"The whites didn’t bring homosexuality [to Africa] … they brought homophobia," a gay Ugandan man quips to Channel 4’s Sorious Samura as they stand surrounded by church-goers at an outdoor anti-homosexuality rally. The air is thick with cries of support as evangelical Bishop Julius Oyet rails against "anti-human," "un-African" acts. The gay man simply shakes his head, and the camera trails off.
Uganda has never been known for its upstanding human-rights record, and recent involvement by American evangelical Christians in Ugandan politics has spurred a national crusade against the nation’s homosexual population. A bill originally introduced in 2009 — the creatively named "Anti-Homosexuality Bill" — made its way through Parliament yet again this year (albeit unsuccessfully).
Talk about anti-human acts. Minority rights may not be popular with the majority, but the Ugandan Parliament shouldn’t be taking dictates from American evangelicals on how to structure their society.

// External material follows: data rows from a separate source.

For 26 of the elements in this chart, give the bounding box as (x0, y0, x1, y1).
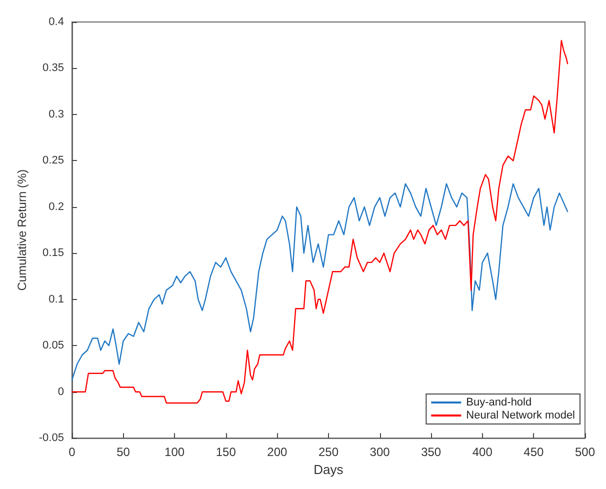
y-tick-label: 0.4 (48, 16, 64, 28)
y-tick-label: 0.15 (42, 247, 64, 260)
y-tick-label: 0.2 (48, 200, 64, 213)
legend-label: Buy-and-hold (466, 396, 532, 408)
x-tick-label: 400 (472, 445, 493, 460)
x-tick-label: 150 (216, 445, 236, 460)
legend-label: Neural Network model (466, 410, 576, 422)
x-tick-label: 0 (68, 445, 76, 460)
y-tick-label: 0.1 (48, 293, 64, 306)
y-axis-title: Cumulative Return (%) (15, 169, 29, 291)
x-tick-label: 500 (574, 445, 596, 460)
x-tick-label: 50 (116, 445, 130, 460)
x-tick-label: 450 (524, 445, 544, 460)
x-tick-label: 100 (164, 445, 185, 460)
y-tick-label: 0.25 (42, 154, 64, 167)
y-tick-label: -0.05 (38, 432, 64, 444)
y-tick-label: 0.3 (48, 108, 64, 120)
x-tick-label: 200 (267, 445, 288, 460)
y-tick-label: 0 (58, 386, 64, 398)
x-axis-title: Days (314, 462, 344, 477)
x-tick-label: 300 (370, 445, 390, 460)
line-series (71, 183, 568, 380)
x-tick-label: 250 (318, 445, 339, 460)
x-tick-label: 350 (421, 445, 442, 460)
y-tick-label: 0.05 (42, 340, 64, 352)
y-tick-label: 0.35 (42, 62, 64, 74)
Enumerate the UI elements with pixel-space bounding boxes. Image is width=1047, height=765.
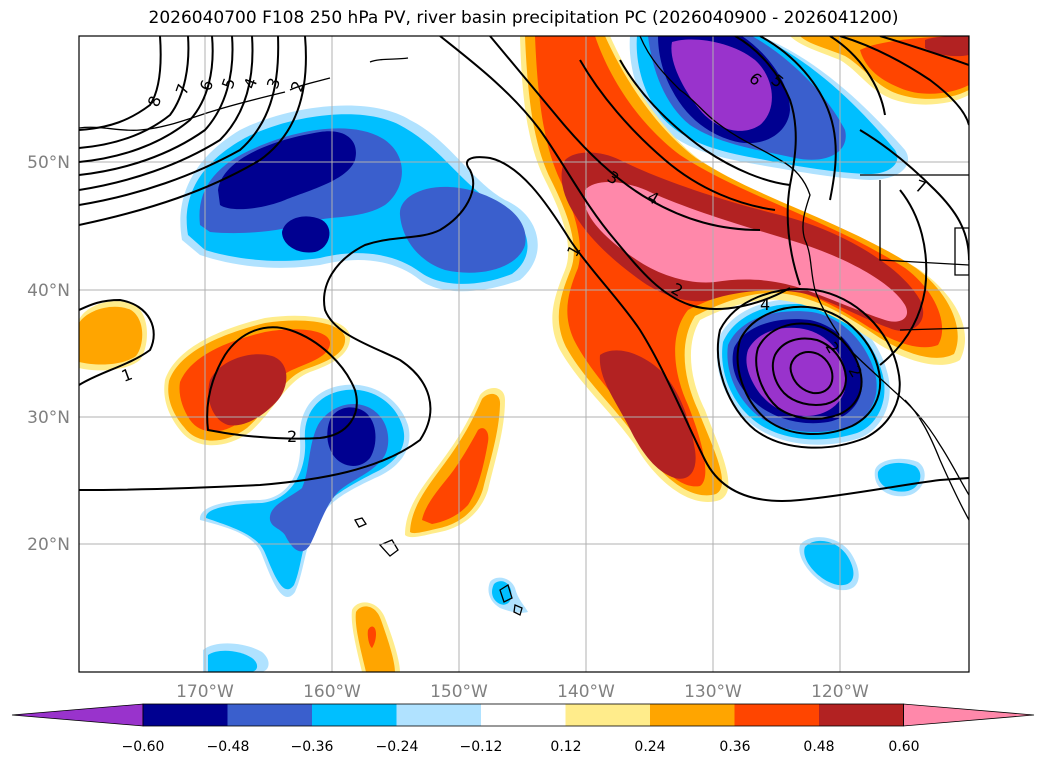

The provisions of the bill allow for lifetime imprisonment for committing even one homosexual act, decades of imprisonment for anyone who fails to turn in a homosexual person to police within one day, the death sentence for "serial offenders," and much more.
"The law is requiring me, if someone walks into my office and he is gay, I must call the police — because there is a criminal in my office," the Rev. Mark Kiyimba told congregants at the Unitarian Universalist Society of Iowa City on Sunday. He leads the sole Unitarian church in Kampala and has taken up the fight for lesbian, gay, bisexual, and transgender rights.
"The people of Uganda don’t need any more discrimination," Kiyimba said.
The bill itself was written by MP David Bahati, a prominent Ugandan member of "The Family" — an underground association of activist Christian political leaders based in Washington, D.C.
"I discovered … that there was this very direct relationship," investigative journalist Jeff Sharlet told NPR in August 2010. He noted that Ugandan politics had become "this institutional idea of government being decided by small groups of elite leaders like Bahati, getting together and trying to conform government to their idea of Biblical law."
(This is nothing new; under the 25-year reign of President Yoweri Museveni, also a major player in The Family, fundamentalist Christianity has blossomed.)
But despite its American ties, the Ugandans have taken the anti-gay torch and run with it. Even before the country’s Rolling Stone tabloid published the names, addresses, and known information about 100 homosexuals in April 2010, there was an outpouring of public support for the "anti-gay bill."
From Kiyimba’s account, the majority of Ugandans view homosexuality and LGBT rights as roughly equivalent to the plague. Any gay-community member risks her or his life, ruins the reputations of entire families, and becomes a public disgrace.
"They can’t go anywhere … they can’t get a job anymore," said Kiyimba.
The opposition to the bill, including the 150 or so members of Kiyimba’s congregation, continues to be in the minority. But thanks to the tireless efforts of his church, Ugandan gay-rights groups, and a tremendous outcry from the international community, the bill was stayed in Parliament in 2009 (and every subsequent year since, most recently this May). Yet Bahati would rather incur international sanctions and forgo foreign aid than let the bill die.
"We have made important steps in raising the issue and that will continue," Bahati told Agence France-Presse.
Thus, it is essential that interest from the international community continues as well.
Homosexuality is a facet of human diversity — not a "human vice," as Oyet claims — and a nationwide crackdown on citizens of a certain sexual orientation is nothing less than poorly masked genocide.
But as Kiyimba showed, members of Uganda’s LGBT minority are slowly gaining a voice. And they won’t face the death penalty without a fight.
We should fight for them, too, by combating the homophobia exported by too many American churches.